Bulletin des amis de l’Orthodoxie, « Cahier Saint Irénée » n°2, 1939 réédité aux éditions de Forgeville n°3.
Mot, Nom, Verbe, Parole... sont coexistants à ce qu’ils expriment ; ils ont une valeur en eux-mêmes. Il faut distinguer le sens réel du mot de celui qu’on lui attribue souvent par ignorance ou mauvaise volonté. On peut défigurer, aplatir, fausser même le sens du mot et, dans ce cas, la réaction qu’il provoque est affaiblie. Il résonne faux ou sa tonalité devient très faible. Mais toutes les misères qu’on peut faire aux mots ne changent point leur essence qui est autonome. Les hommes, même ceux qui sont loin de toute philosophie, de toute mystique, hors de l’Église, connaissent et constatent à chaque instant cette force autonome du mot. Lorsque l’humanité veut créer ou détruire, la lutte autour du mot devient acharnée ; les mots de l’ennemi sont attaqués, ils prennent un sens péjoratif, parfois même une « mauvaise réputation ». Les mots peuvent tuer et ils peuvent guérir (par exemple : le Nom de Jésus). Ils ont leur histoire, leur vie, avec des périodes de décadence et de prospérité ; ils n’ont pas chacun une égale valeur et sont régis par une hiérarchie rigoureuse et compliquée. Les uns demeureront éternellement, les autres ont dans le monde une vie aussi courte que celle d’un papillon.

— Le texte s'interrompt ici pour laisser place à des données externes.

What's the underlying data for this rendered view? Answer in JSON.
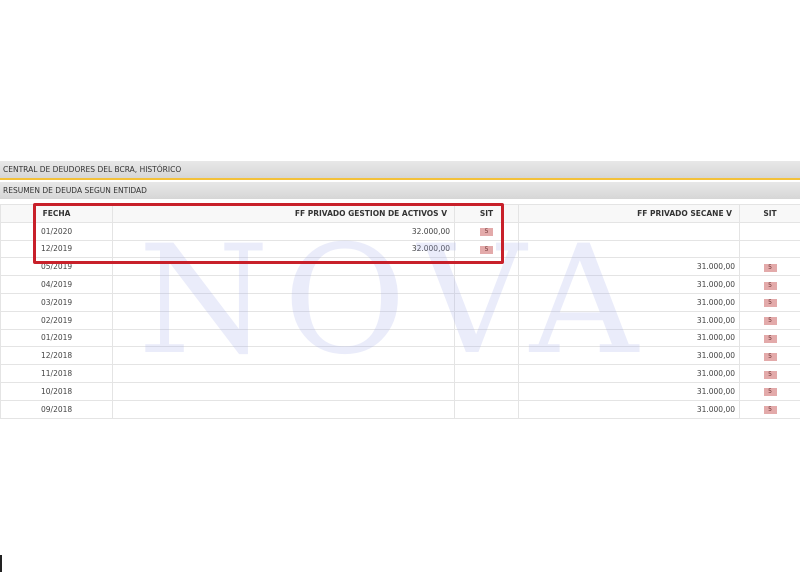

Il y a deux catégories dans les mots éternels :
1° Les « Noms divins », c’est-à-dire les mots choisis par Dieu même pour manifester en partie Sa nature à l’humanité (par exemple : Bon, Éternel, Amour, enfin... Dieu).
2° Les noms choisis par l’Église. Ils sont les portes de la connaissance parfaite, les clefs des mystères (par ex. : Trinité, unité, catholicité, déification, enfin... Orthodoxie).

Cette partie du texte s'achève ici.